Il ribaltamento da parte della Corte di Cassazione della sentenza che condannava l’imputato Tapis all’ergastolo, per aver ucciso il figlio che aveva cercato di opporsi ai reiterati maltrattamenti da lui compiuti a danno della madre, ha fatto molto scalpore in tutta Europa. Da qui la condanna all’Italia, che pur avendo equiparato i figli adottivi a quelli naturali in sede civile, non lo ha fatto in sede penale, portando la Cassazione a non riconoscere l’aggravante della consanguineità e, quindi, ad annullare la precedente condanna all’ergastolo dell’autore dell’omicidio perché la vittima era, appunto, figlio adottivo della coppia.
Eppure i segnali di un omicidio imminente, in quella casa, c’erano tutti. “Definire la “violenza” sulle donne come mero conflitto non è esaustivo – ha affermato la Carraro – In realtà è prevaricazione di un genere sull’altro, perché la donna molto spesso non viene creduta, nonostante i continui atti degradanti che è costretta a subire ed a sopportare per salvaguardare la propria vita e quella dei propri figli, spesso usati come strumento di persecuzione”. La violenza si combatte – ha continuato – con la formazione sulle dinamiche dalla quale essa trae origine, con la non sottovalutazione del rischio, e con il lavoro di rete, che vede impegnati in prima fila i centri antiviolenza. Se si parla di più di violenza sulle donne, del resto, lo si deve alla Convenzione di Istanbul ed all’opera svolta da trenta anni sui territori dai centri antiviolenza, come ha tenuto a precisare Antonella Veltri, vicepresidente nazionale di “Di.Re”.

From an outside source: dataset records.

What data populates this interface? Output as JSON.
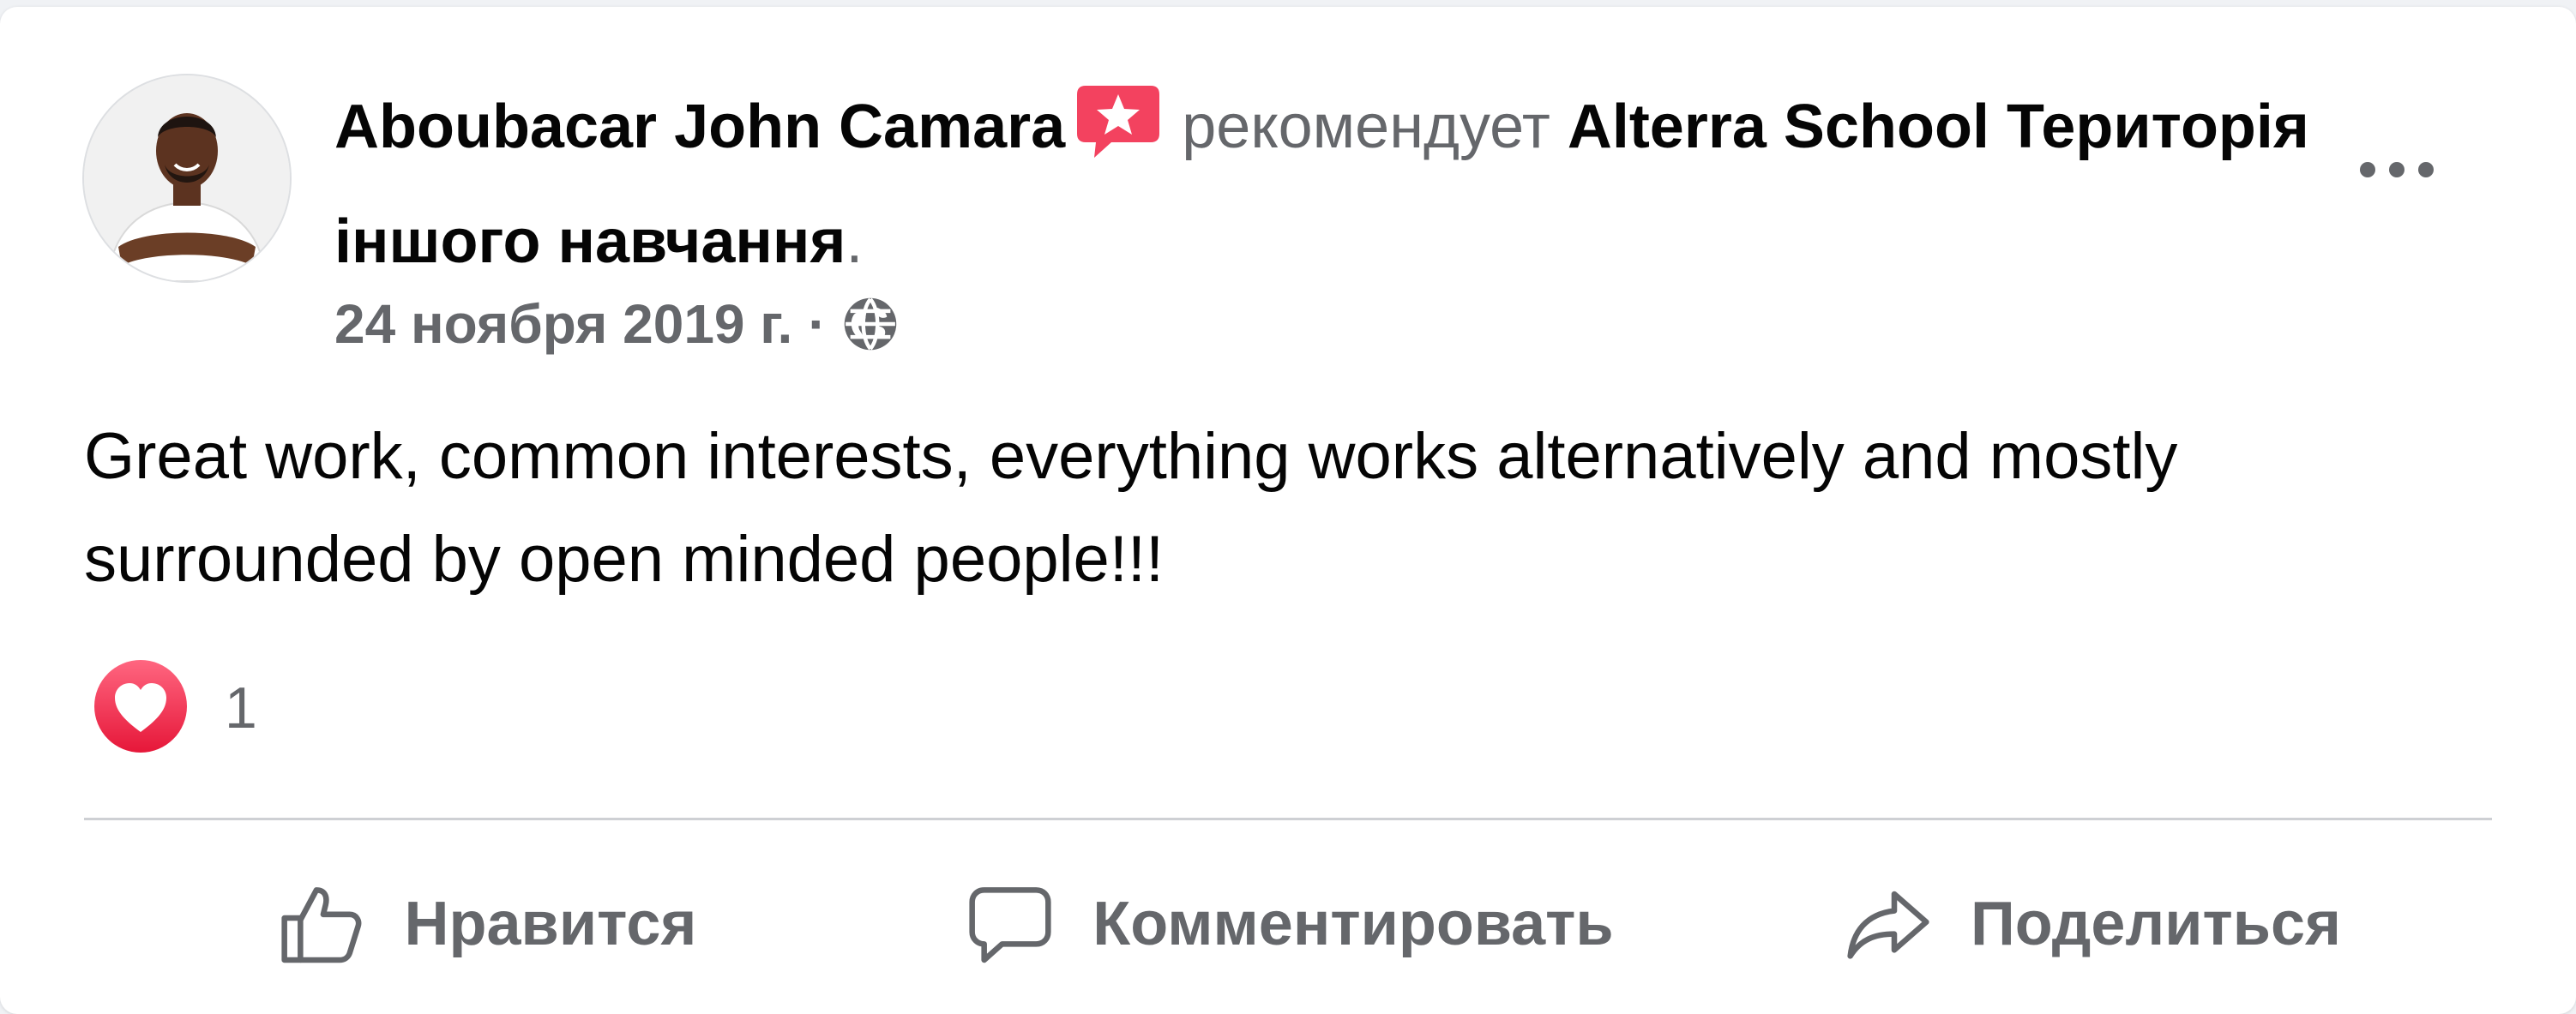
{
  "post": {
    "author": "Aboubacar John Camara",
    "verb": "рекомендует",
    "page_name": "Alterra School Територія іншого навчання",
    "end_punct": ".",
    "date": "24 ноября 2019 г.",
    "separator": "·",
    "privacy_icon": "globe-icon",
    "badge_icon": "recommend-star-icon",
    "more_icon": "more-options-icon",
    "text": "Great work, common interests, everything works alternatively and mostly surrounded by open minded people!!!"
  },
  "reactions": {
    "icon": "love-heart-icon",
    "count": "1"
  },
  "actions": {
    "like": {
      "label": "Нравится",
      "icon": "thumbs-up-icon"
    },
    "comment": {
      "label": "Комментировать",
      "icon": "comment-bubble-icon"
    },
    "share": {
      "label": "Поделиться",
      "icon": "share-arrow-icon"
    }
  },
  "colors": {
    "text_primary": "#050505",
    "text_secondary": "#65676b",
    "badge": "#f3425f",
    "love": "#f33e58",
    "divider": "#ced0d4"
  }
}
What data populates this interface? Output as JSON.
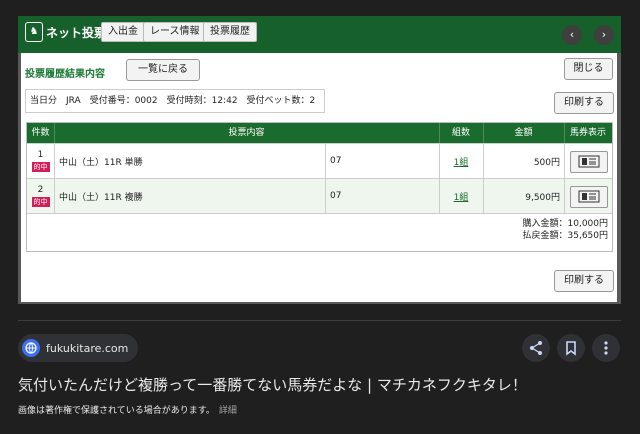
{
  "preview": {
    "brand": "ネット投票",
    "nav": [
      "入出金",
      "レース情報",
      "投票履歴"
    ],
    "nav_prev_icon": "chevron-left-icon",
    "nav_next_icon": "chevron-right-icon",
    "dialog": {
      "title": "投票履歴結果内容",
      "back_label": "一覧に戻る",
      "close_label": "閉じる",
      "info": "当日分　JRA　受付番号：0002　受付時刻：12:42　受付ベット数：2",
      "print_label": "印刷する",
      "table": {
        "headers": [
          "件数",
          "投票内容",
          "組数",
          "金額",
          "馬券表示"
        ],
        "rows": [
          {
            "num": "1",
            "badge": "的中",
            "race": "中山（土）11R 単勝",
            "horse": "07",
            "sets": "1組",
            "amount": "500円"
          },
          {
            "num": "2",
            "badge": "的中",
            "race": "中山（土）11R 複勝",
            "horse": "07",
            "sets": "1組",
            "amount": "9,500円"
          }
        ],
        "purchase_total": "購入金額：10,000円",
        "refund_total": "払戻金額：35,650円"
      }
    }
  },
  "source_site": "fukukitare.com",
  "actions": {
    "share_icon": "share-icon",
    "save_icon": "bookmark-icon",
    "more_icon": "more-vert-icon"
  },
  "page_title": "気付いたんだけど複勝って一番勝てない馬券だよな | マチカネフクキタレ！",
  "copyright_notice": "画像は著作権で保護されている場合があります。",
  "details_link": "詳細",
  "colors": {
    "header_green": "#16602c",
    "title_green": "#1d7a35",
    "hit_badge": "#d21e5a",
    "accent_blue": "#3b6ef0"
  }
}
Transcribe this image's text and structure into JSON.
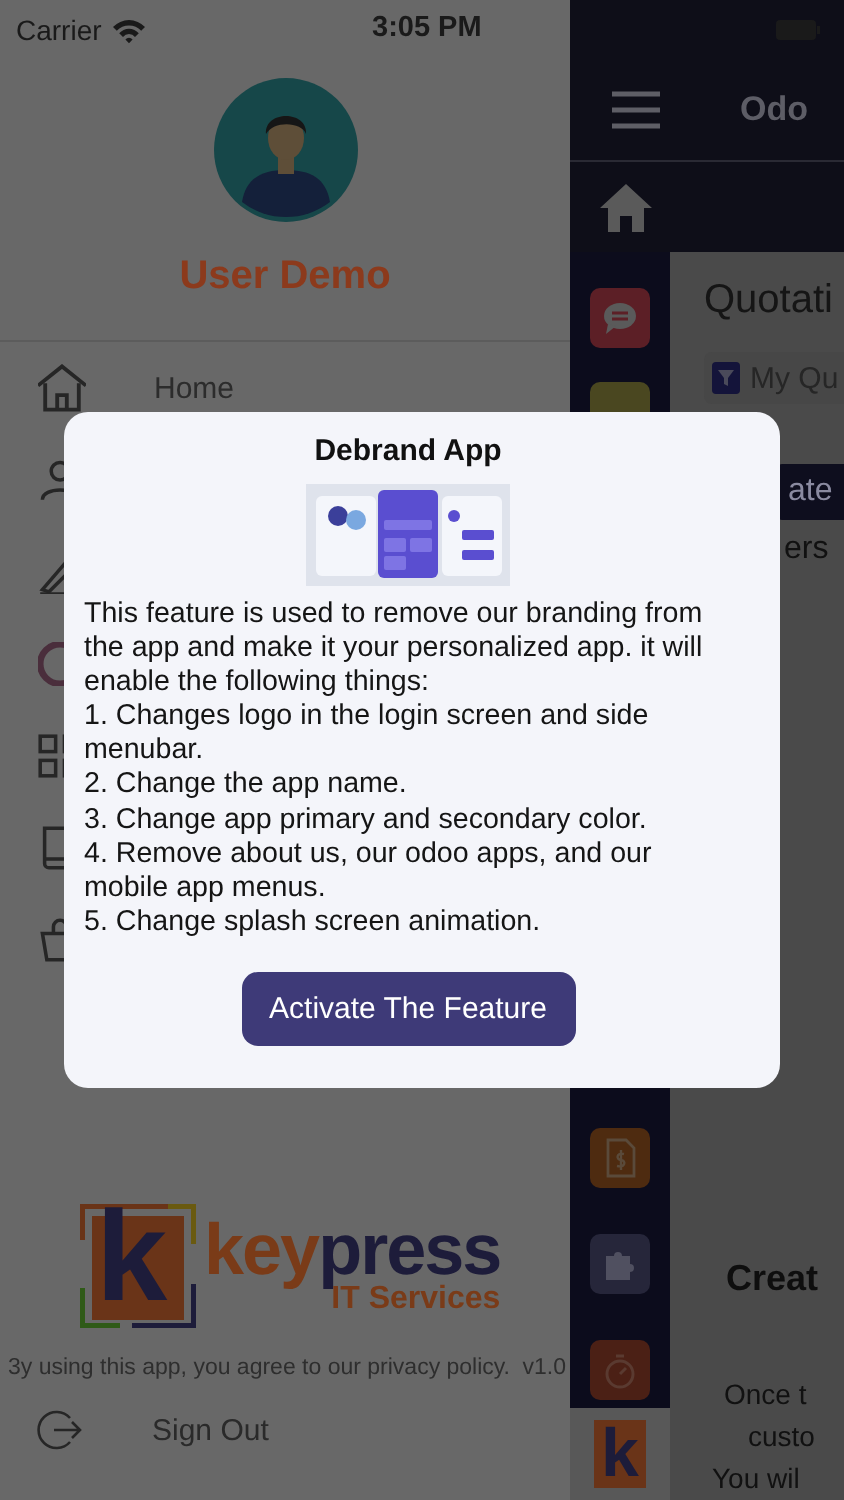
{
  "status_bar": {
    "carrier": "Carrier",
    "time": "3:05 PM"
  },
  "drawer": {
    "user_name": "User Demo",
    "menu": [
      {
        "kind": "home",
        "label": "Home"
      },
      {
        "kind": "person"
      },
      {
        "kind": "pen"
      },
      {
        "kind": "ring"
      },
      {
        "kind": "grid"
      },
      {
        "kind": "book"
      },
      {
        "kind": "bag"
      }
    ],
    "logo": {
      "mark": "k",
      "word_1": "key",
      "word_2": "press",
      "tagline": "IT Services"
    },
    "privacy_note": "3y using this app, you agree to our privacy policy.",
    "version": "v1.0",
    "sign_out": "Sign Out"
  },
  "app": {
    "title": "Odo",
    "page_title": "Quotati",
    "filter": "My Qu",
    "button": "ate",
    "subtitle": "ers",
    "apps_top": [
      {
        "kind": "chat",
        "color": "#5c1f26"
      },
      {
        "kind": "tile",
        "color": "#4a4720"
      }
    ],
    "apps_bottom": [
      {
        "kind": "dollar",
        "color": "#4e2b10"
      },
      {
        "kind": "puzzle",
        "color": "#26263a"
      },
      {
        "kind": "stopwatch",
        "color": "#4b2015"
      }
    ],
    "brand_tile": {
      "mark": "k"
    },
    "empty_title": "Creat",
    "empty_lines": [
      "Once t",
      "custo",
      "You wil"
    ]
  },
  "dialog": {
    "title": "Debrand App",
    "intro": "This feature is used to remove our branding from the app and make it your personalized app. it will enable the following things:",
    "steps": [
      "1. Changes logo in the login screen and side menubar.",
      "2. Change the app name.",
      "3. Change app primary and secondary color.",
      "4. Remove about us, our odoo apps, and our mobile app menus.",
      "5. Change splash screen animation."
    ],
    "button": "Activate The Feature"
  }
}
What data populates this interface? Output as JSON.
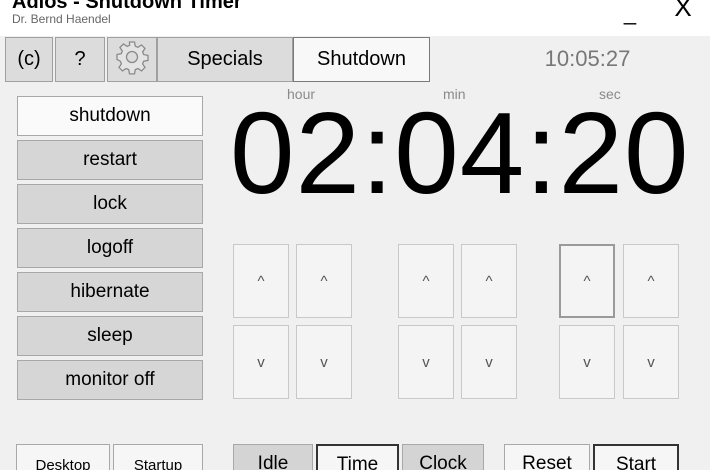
{
  "window": {
    "title": "Adios - Shutdown Timer",
    "author": "Dr. Bernd Haendel",
    "minimize_label": "_",
    "close_label": "X"
  },
  "toolbar": {
    "copyright_label": "(c)",
    "help_label": "?",
    "settings_icon": "gear-icon",
    "specials_label": "Specials",
    "shutdown_tab_label": "Shutdown",
    "clock": "10:05:27"
  },
  "actions": [
    {
      "label": "shutdown",
      "selected": true
    },
    {
      "label": "restart",
      "selected": false
    },
    {
      "label": "lock",
      "selected": false
    },
    {
      "label": "logoff",
      "selected": false
    },
    {
      "label": "hibernate",
      "selected": false
    },
    {
      "label": "sleep",
      "selected": false
    },
    {
      "label": "monitor off",
      "selected": false
    }
  ],
  "timer": {
    "labels": {
      "hour": "hour",
      "min": "min",
      "sec": "sec"
    },
    "display": "02:04:20",
    "up_symbol": "^",
    "down_symbol": "v"
  },
  "bottom": {
    "desktop_label": "Desktop",
    "startup_label": "Startup",
    "idle_label": "Idle",
    "time_label": "Time",
    "clock_label": "Clock",
    "reset_label": "Reset",
    "start_label": "Start"
  }
}
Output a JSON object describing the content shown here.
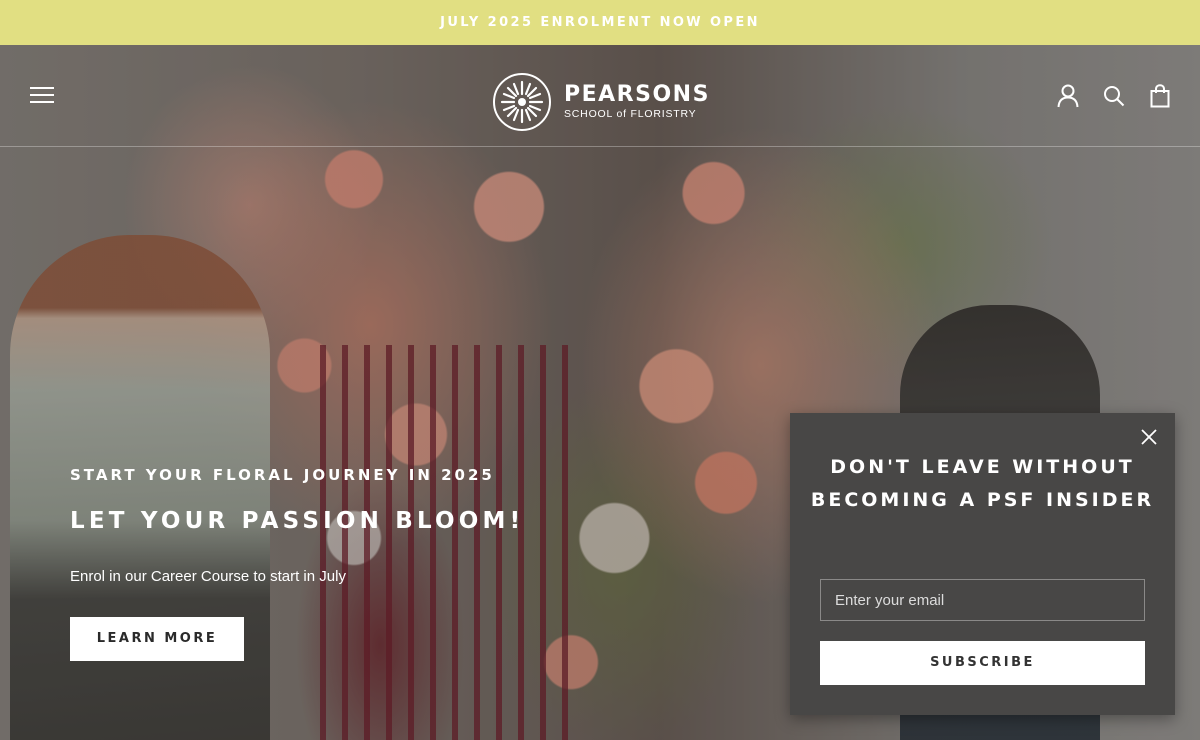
{
  "announcement": {
    "text": "JULY 2025 ENROLMENT NOW OPEN"
  },
  "header": {
    "logo_name": "PEARSONS",
    "logo_sub": "SCHOOL of FLORISTRY",
    "icons": [
      "menu-icon",
      "account-icon",
      "search-icon",
      "cart-icon"
    ]
  },
  "hero": {
    "eyebrow": "START YOUR FLORAL JOURNEY IN 2025",
    "headline": "LET YOUR PASSION BLOOM!",
    "subline": "Enrol in our Career Course to start in July",
    "cta_label": "LEARN MORE"
  },
  "popup": {
    "title": "DON'T LEAVE WITHOUT BECOMING A PSF INSIDER",
    "email_placeholder": "Enter your email",
    "subscribe_label": "SUBSCRIBE"
  },
  "colors": {
    "announcement_bg": "#e1df82",
    "popup_bg": "#484746",
    "button_bg": "#ffffff",
    "text_light": "#ffffff"
  }
}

E da un lavoro di rete prende avvio il percorso formativo promosso da “Attivamente Coinvolte”, presieduta da Stefania Figliuzzi: l’iniziativa, infatti, gode del sostegno dell’Amministrazione Provinciale, e del patrocinio del Forum del Terzo Settore di Catanzaro-Soverato e dei Centri di Servizio al Volontariato delle province di Catanzaro e Vibo Valentia. L’incontro specifico di venerdì scorso ha ottenuto il sostegno dell’Ordine degli Avvocati di Catanzaro, rappresentato per l’occasione dal presidente Giuseppe Iannello.